Veneto says it’s theirs. Friuli Venezia Giulia says the same. But where is Italy’s favourite dessert really from?
“We are so lucky to be the place where tiramisù comes from”, said Mario Conte, the mayor of Treviso, addressing the crowd at the sixth Tiramisù World Cup Final. “This dessert unites people and it’s a good enough reason to come back and visit Treviso again.”
Conte’s bold statement was met with a round of applause from the onlookers, myself included. After all, tiramisù is a drool-worthy dessert deserving of such praise. I might even argue it’s my favourite afters, which is why I, among many other fans, attended the “world cup” in celebration of the stuff. The streets of “the painted city” were bustling, with scattered tiramisù stands serving portions everywhere.
But to say it originates from Treviso may (and I stress may) be a bit of a stretch depending on who you ask: Italians, and specifically those in the north aside from Veneto, have long argued it’s theirs.
No other family argues this more so than the Del Fabbro family in Tolmezzo, a small town in Friuli Venezia-Giulia with a population of 10,000. The family’s recently deceased matriarch, Norma Pielli, is regarded as being the inventor of the mascarpone-based, coffee-drenched treat, with townspeople saying she came up with the idea in 1954 at Hotel Roma, a business based in the middle of Tolmezzo. This was 18 years before the Treviso restaurant Le Beccherie put the dessert on its menu, under the internationally undisputed “father of tiramisù”, Ado Campeol.
Similarly to Campeol (who died two years ago), Pielli’s death eight years ago at the ripe old age of 97 prompted all local and regional news outlets to use the headline “the inventor of tiramisù has died”.
Her son, Mario Del Fabbro, who also sadly died earlier this year, spent a large part of his later life attributing tiramisù to his mother – so much so that even his profile picture on Facebook was of a tiramisù. His children still contend that it was their grandmother who was the creator; one of them, Lara, got in touch with me to confirm this was true.
However, not everyone agrees. Tiziano Taffarello is founder and chief executive of the Academy of Tiramisù, in Treviso. If anyone knows the history of this dessert, it’s Taffarello – he has been researching the origins of this dolce for 20 years and has examined extensive archives and libraries across the country.

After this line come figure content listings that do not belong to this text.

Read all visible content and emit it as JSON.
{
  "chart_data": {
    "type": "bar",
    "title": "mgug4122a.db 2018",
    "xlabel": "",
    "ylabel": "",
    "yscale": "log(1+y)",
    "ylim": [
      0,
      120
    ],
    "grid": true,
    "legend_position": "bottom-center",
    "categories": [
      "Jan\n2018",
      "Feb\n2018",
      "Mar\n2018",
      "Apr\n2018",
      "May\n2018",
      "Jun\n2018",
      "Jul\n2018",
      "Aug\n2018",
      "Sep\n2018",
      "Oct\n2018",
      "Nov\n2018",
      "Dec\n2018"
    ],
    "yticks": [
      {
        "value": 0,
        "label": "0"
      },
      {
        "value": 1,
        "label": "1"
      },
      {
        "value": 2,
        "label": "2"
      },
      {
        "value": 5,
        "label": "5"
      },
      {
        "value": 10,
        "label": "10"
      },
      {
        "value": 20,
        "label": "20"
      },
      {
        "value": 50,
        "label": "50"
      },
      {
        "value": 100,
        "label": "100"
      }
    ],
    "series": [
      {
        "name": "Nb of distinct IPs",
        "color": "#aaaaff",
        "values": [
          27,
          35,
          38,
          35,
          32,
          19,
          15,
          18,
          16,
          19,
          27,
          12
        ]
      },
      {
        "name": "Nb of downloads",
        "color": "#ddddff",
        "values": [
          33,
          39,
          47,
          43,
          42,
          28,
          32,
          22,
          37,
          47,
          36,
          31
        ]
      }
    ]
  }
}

“There is a slight difference between the two recipes,” he told me. “Pielli used egg whites and yolks for the cream. Our region’s version uses only egg yolks. And it all started with sbatudin.”
I asked him about sbatudin. Taffarello says it was a dessert eaten in the past in Veneto, made of sugar and egg yolks to boost energy. He says it acted as the base to create the tiramisù, which should only have six ingredients; savoiardi biscuits, mascarpone, eggs, sugar, coffee, and cocoa powder.
“Anything else that’s added is just a version of it, but not the real tiramisù,” he stresses.
He claims that tiramisù was first eaten in brothels – which, as you can well imagine, was kept quiet in Catholic Italy – and that the dessert wasn’t written about until the 1950s, when the Treviso-born writer Giovanni Comisso wrote about his tiramisù-loving grandmother, Giuseppina Tiretta, who died 100 years ago.
“To say it’s from any other region simply makes no sense,” Taffarello adds, trying to be as objective as possible. “I know that even the Tuscans say it’s been theirs since the early 1500s, but coffee was not imported into Italy until the mid-1500s. Without coffee, there is no tiramisù.”
The majority of foodies worldwide would back him on this, as would the locals. I recently made the terrible mistake of asking my Treviso-born mother-in-law the same question: is tiramisù really from here? She looked at me in complete disbelief.